CFE : le CNPS obtient du concret

En novembre dernier, le CNPS avait dénoncé l’augmentation incompréhensible, allant jusqu’au triplement voire au quadruplement, de la cotisation foncière des entreprises (CFE) et appelé les libéraux de santé à la contestation administrative systématique de leur taxation excessive.

La contestation administrative des libéraux de santé, qui ont écrit en masse à leur centre des impôts, a permis non seulement au gouvernement de prendre la mesure du problème, mais surtout d’obtenir pour beaucoup d’entre eux, des dégrèvements.

Dans un premier temps, pour faire face à l’urgence, la commission des Finances du Sénat a fait adopter un amendement à la loi de finances, alors en débat, pour autoriser les collectivités locales à recalculer la cotisation foncière des petites entreprises et limiter les augmentations considérables constatées.

Le CNPS avait aussi saisi le ministre du budget pour demander une consolidation de cette mesure et apporter une réponse sur le long terme au problème posé. Celui-ci vient de répondre par la voix de son cabinet et fait savoir, que l’adoption de l’article 46 de la dernière loi de finances rectificative pour 2012 a bien permis aux communes d’abaisser rétroactivement leur base minimum pour 2012 et 2013.
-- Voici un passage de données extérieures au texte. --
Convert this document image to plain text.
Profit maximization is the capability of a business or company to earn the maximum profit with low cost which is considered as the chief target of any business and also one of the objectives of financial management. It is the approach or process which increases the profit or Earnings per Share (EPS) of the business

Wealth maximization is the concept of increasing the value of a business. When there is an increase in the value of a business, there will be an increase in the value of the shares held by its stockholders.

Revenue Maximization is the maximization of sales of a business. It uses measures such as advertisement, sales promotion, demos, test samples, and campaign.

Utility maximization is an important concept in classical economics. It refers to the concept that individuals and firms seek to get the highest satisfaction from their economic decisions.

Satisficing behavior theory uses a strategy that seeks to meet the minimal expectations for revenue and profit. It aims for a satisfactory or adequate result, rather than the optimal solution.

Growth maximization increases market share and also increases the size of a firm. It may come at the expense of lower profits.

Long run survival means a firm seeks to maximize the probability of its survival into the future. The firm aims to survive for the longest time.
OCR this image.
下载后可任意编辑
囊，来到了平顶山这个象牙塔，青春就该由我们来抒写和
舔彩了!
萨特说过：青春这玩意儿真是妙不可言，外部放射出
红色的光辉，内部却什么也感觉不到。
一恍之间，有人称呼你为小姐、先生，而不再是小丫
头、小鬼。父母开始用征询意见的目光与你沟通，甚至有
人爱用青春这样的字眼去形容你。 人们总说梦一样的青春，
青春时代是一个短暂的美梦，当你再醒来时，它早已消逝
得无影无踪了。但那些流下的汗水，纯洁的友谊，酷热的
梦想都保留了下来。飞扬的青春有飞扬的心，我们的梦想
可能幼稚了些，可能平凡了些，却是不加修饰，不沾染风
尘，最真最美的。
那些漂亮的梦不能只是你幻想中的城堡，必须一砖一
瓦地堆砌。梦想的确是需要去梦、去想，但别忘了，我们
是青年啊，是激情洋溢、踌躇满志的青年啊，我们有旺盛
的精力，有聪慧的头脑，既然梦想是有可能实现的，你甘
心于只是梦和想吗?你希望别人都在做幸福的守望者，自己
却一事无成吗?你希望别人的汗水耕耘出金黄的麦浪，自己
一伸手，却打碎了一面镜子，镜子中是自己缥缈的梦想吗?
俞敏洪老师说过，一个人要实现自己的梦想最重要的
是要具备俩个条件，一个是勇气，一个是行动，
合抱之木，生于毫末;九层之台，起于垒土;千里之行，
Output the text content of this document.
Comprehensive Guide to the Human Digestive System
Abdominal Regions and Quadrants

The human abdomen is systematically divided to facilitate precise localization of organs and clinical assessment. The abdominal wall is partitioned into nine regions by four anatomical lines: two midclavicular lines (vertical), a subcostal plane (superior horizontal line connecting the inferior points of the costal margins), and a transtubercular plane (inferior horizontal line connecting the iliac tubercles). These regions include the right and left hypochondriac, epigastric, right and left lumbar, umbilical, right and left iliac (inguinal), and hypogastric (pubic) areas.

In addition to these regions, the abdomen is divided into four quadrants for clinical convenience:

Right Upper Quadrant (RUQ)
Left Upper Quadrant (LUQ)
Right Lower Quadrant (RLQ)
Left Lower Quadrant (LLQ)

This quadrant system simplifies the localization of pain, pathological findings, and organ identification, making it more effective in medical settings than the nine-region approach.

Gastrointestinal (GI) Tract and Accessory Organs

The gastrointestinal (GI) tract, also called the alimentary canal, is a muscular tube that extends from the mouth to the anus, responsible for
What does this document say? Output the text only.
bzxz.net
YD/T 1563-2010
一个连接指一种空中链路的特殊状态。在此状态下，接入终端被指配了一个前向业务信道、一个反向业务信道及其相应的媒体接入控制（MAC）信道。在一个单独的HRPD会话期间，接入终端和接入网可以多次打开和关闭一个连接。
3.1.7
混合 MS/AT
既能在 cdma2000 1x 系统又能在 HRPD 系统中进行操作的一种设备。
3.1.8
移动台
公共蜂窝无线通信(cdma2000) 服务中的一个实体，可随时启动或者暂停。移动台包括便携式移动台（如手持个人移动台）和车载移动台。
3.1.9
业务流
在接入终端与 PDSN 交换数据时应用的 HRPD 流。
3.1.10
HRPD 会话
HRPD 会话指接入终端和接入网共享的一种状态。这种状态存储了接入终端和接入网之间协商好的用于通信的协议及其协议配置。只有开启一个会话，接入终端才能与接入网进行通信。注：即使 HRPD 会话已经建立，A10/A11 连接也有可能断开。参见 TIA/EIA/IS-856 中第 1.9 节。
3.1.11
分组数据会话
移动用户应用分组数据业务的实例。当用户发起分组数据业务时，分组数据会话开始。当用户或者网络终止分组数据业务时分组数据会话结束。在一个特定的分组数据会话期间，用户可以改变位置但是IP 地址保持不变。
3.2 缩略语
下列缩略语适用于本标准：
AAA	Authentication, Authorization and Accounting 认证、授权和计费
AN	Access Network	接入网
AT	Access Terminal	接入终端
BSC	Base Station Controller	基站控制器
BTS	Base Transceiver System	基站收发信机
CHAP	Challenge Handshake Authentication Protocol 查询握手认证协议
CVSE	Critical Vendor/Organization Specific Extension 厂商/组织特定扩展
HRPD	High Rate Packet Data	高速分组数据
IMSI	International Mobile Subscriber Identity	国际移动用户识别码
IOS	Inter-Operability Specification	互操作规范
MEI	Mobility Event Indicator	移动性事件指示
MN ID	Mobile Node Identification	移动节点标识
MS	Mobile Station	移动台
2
Pour 2013, le Parlement a d’ores et déjà adopté une modulation plus fine de l’assiette minimum en fonction du chiffre d’affaires des entreprises, par la création d’une 3ème tranche. Ainsi les limites de la base minimum de CFE sont désormais fixées entre 200 et 2 000 € pour les entreprises réalisant moins de 100 000 € de chiffre d’affaires ; entre 200 et 4 000 € pour un chiffre d’affaires compris entre 100 000 et 250 000 €, et entre 200 et 6 000 € au delà de 250 000 €.

D’autre part, Bercy, comme le demandait le CNPS, se dit prêt à ouvrir un débat sur les évolutions possibles de la CFE. Le CNPS se félicite de cette réponse mais demande qu’une réflexion soit engagée rapidement sur les modalités de calcul de la fiscalité locale et souhaite y être associé afin de faire avancer le principe d’une fiscalité réduite pour les libéraux de santé conventionnés qui n’ont pas la possibilité, contrairement aux autres entreprises, de répercuter leurs augmentations de charges, y compris fiscales, sur leurs tarifs.